Go ahead—reread Krugman’s column. In Krugman’s opinion, it’s obvious that one side in the debt limit debate was much more ready to work with the other—that no one but a hackish cult member could possibly fail to see this. But when it came time to name the names of those who belong to this dangerous cult, Krugman failed to do so—again. Instead, he cited an unobjectionable AP report, written several weeks earlier.
Schieffer’s utterly worthless “commentary” hadn’t occurred at the time of that column. But big-name media players like Schieffer offer such piffle each night of the week. As they do, they give the public the reassuring impression that commentary and analysis are actually happening.
That impression is wrong; commentary and analysis really aren’t happening. That said, we’re long past the point where Krugman needs to get off his keister and name the names of the actual people who belong to this cult, which “has played an important role in bringing us to the edge of disaster.” Either that, or it’s time to stop the shit where Krugman pretends to be giving us commentary. That AP report just isn’t what that column was really about.
Today, we have the naming of names. We’ll start with a very big name: Bob Schieffer.
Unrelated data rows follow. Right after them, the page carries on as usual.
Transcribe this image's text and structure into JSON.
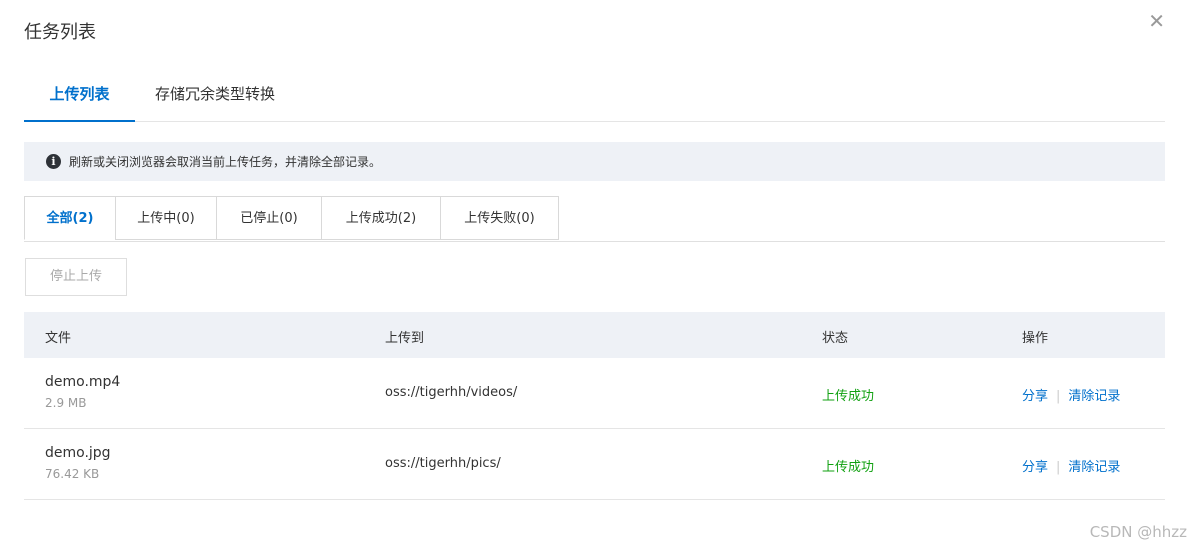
{
  "dialog": {
    "title": "任务列表",
    "close_glyph": "✕"
  },
  "tabs": [
    {
      "label": "上传列表",
      "active": true
    },
    {
      "label": "存储冗余类型转换",
      "active": false
    }
  ],
  "notice": {
    "icon": "info-icon",
    "text": "刷新或关闭浏览器会取消当前上传任务，并清除全部记录。"
  },
  "filters": [
    {
      "label": "全部(2)",
      "active": true
    },
    {
      "label": "上传中(0)",
      "active": false
    },
    {
      "label": "已停止(0)",
      "active": false
    },
    {
      "label": "上传成功(2)",
      "active": false
    },
    {
      "label": "上传失败(0)",
      "active": false
    }
  ],
  "stop_button": {
    "label": "停止上传",
    "disabled": true
  },
  "table": {
    "headers": {
      "file": "文件",
      "dest": "上传到",
      "status": "状态",
      "action": "操作"
    },
    "rows": [
      {
        "name": "demo.mp4",
        "size": "2.9 MB",
        "dest": "oss://tigerhh/videos/",
        "status": "上传成功",
        "share": "分享",
        "clear": "清除记录"
      },
      {
        "name": "demo.jpg",
        "size": "76.42 KB",
        "dest": "oss://tigerhh/pics/",
        "status": "上传成功",
        "share": "分享",
        "clear": "清除记录"
      }
    ]
  },
  "watermark": "CSDN @hhzz",
  "colors": {
    "accent": "#0070cc",
    "success": "#12a112",
    "notice_bg": "#eef1f6"
  }
}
It’s possible to name big names while maintaining a tone of decorum. But Krugman’s readers deserve to know who he is talking about.
Today, we have the naming of names. But will he name names tomorrow?
As the poet had it: For Henry Reed’s deathless “Naming of parts,” go ahead—just click here.
According to Wikipedia, Reed “was forever being confused with the much better known Sir Herbert Read.” In much the same way, The Club for Growth is often confused with The Hair Club for Men.